Dossiê de 234 páginas compilado pela campanha de Trump está recheado de alegações infundadas.
Ricardo Ramos 13 de Novembro de 2020 às 08:45
Donald Trump
Donald Trump FOTO: Reuters
O dossiê de 234 páginas compilado pela campanha de Trump com testemunhos e denúncias de alegada fraude eleitoral está recheado de acusações infundadas e alegações bizarras que dificilmente serão aceites em tribunal.

Apresentado pela secretária de Imprensa da Casa Branca como uma das armas que a campanha de Trump vai usar para contestar os resultados eleitorais em vários estados, o dossiê inclui dezenas de relatos juramentados de testemunhas e observadores republicanos a denunciar irregularidades a que, alegadamente, assistiram na contagem dos votos. No entanto, por entre denúncias de votos em nome de pessoas mortas ou vários boletins com a mesma assinatura, surgem relatos bizarros. Uma das testemunhas diz, por exemplo, ter “achado estranho” o facto de tantos militares terem votado em Joe Biden.

“Pensava que os militares eram conservadores”, diz no seu depoimento. Outro alega que muitos dos observadores independentes que estavam na sala “eram liberais ou radicais de esquerda”. “Pude constatá-lo ao conversar com eles e ver que apoiavam a Zona Autónoma de Seattle, eram condescendentes com a onda de crime ou gostariam de viver em Brooklyn”, afirma. Outros, ainda, alegam que os funcionários das mesas de voto “tinham camisolas do movimento Black Lives Matter”.

Mensagens de líderes mundiais bloqueadas
O Departamento de Estado recusou entregar a Joe Biden dezenas de mensagens de felicitações enviadas por líderes mundiais, diz a CNN. A decisão está relacionada com a recusa da Administração Trump em reconhecer Biden como presidente-eleito e iniciar o processo de transição.

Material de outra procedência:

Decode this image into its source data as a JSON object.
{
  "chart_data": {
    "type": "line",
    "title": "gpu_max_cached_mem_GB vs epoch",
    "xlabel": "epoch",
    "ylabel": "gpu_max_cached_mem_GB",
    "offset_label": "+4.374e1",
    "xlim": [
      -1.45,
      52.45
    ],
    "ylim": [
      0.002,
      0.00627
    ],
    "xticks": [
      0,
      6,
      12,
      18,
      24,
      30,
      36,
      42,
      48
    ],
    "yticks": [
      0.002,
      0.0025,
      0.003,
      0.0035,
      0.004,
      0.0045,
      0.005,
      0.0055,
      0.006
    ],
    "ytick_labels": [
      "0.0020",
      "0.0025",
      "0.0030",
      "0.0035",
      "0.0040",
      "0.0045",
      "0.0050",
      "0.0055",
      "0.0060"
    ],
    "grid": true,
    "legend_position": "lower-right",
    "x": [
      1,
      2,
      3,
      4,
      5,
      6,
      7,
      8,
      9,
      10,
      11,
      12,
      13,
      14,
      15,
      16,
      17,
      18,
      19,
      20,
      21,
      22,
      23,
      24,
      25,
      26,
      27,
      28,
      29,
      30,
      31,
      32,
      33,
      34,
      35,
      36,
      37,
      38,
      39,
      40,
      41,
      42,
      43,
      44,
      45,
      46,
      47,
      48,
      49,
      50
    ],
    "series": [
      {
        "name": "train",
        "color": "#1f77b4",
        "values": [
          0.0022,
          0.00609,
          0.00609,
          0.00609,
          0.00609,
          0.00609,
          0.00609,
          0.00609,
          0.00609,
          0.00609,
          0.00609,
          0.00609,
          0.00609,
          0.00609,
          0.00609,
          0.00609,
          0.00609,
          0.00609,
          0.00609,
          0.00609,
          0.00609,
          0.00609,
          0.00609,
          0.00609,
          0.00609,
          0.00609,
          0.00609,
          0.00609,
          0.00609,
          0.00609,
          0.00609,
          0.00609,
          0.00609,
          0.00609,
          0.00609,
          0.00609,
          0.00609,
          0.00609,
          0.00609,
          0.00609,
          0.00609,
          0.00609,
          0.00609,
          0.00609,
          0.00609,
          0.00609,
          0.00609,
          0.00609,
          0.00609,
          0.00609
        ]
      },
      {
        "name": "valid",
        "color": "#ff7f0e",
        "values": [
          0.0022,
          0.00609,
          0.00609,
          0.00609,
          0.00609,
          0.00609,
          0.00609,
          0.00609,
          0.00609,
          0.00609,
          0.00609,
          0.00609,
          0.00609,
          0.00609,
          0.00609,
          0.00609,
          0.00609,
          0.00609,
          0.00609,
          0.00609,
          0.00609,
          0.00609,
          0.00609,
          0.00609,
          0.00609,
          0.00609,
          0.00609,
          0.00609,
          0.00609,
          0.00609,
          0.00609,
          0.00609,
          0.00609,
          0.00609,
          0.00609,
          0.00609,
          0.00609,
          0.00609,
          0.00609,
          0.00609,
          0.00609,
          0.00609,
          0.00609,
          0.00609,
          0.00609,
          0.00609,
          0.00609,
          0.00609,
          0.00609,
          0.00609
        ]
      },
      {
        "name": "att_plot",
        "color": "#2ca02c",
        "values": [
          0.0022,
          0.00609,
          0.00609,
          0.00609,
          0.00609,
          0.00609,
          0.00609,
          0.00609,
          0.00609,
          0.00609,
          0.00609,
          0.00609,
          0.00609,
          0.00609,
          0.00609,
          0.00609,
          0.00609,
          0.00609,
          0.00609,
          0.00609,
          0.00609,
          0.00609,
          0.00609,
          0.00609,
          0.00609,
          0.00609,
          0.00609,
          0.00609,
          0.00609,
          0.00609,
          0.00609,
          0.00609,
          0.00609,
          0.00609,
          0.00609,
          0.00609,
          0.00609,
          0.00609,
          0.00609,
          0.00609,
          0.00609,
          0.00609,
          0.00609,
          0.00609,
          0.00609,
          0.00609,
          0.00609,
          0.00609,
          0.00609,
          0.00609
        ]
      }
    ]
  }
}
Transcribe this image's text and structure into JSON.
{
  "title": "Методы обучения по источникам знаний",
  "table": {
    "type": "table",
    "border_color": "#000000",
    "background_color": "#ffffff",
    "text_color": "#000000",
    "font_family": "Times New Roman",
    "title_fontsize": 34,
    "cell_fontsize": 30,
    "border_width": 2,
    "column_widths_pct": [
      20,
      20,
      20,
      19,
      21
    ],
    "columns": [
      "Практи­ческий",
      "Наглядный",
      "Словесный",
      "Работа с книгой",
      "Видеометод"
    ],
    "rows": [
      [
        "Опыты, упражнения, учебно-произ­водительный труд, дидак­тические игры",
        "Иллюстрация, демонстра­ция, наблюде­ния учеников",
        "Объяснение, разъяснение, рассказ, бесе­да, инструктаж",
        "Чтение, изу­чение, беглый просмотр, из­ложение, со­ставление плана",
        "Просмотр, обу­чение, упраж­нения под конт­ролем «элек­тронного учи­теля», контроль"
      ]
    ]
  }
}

Ron Klain vai ser o braço-direito de Biden
Joe Biden anunciou esta quinta-feira que o seu conselheiro de longa data Ron Klain será o chefe de Gabinete da Casa Branca, naquela que é a primeira nomeação para a sua futura equipa. Klain, de 59 anos, já tinha sido chefe de gabinete de Biden quando era vice-presidente, e liderou a resposta da Administração Obama à epidemia de ébola em 2014, pelo que é visto como uma figura essencial na estratégia do novo presidente contra a pandemia.

PORMENORES
Sanders “aceitaria” cargo
Um dos nomes mais falados para integrar a próxima Administração é o do senador Bernie Sanders, derrotado por Joe Biden nas Primárias democratas. Questionado pelos jornalistas, Sanders disse que aceitaria ser secretário do Trabalho se fosse convidado por Biden.

“Trump está a fazer teatro”
Fonte da Casa Branca disse à NBC News que Trump “sabe que perdeu”, mas está a “fazer teatro” para não defraudar os seus apoiantes. “Ele acha que eles merecem que ele lute até ao fim”, disse a fonte.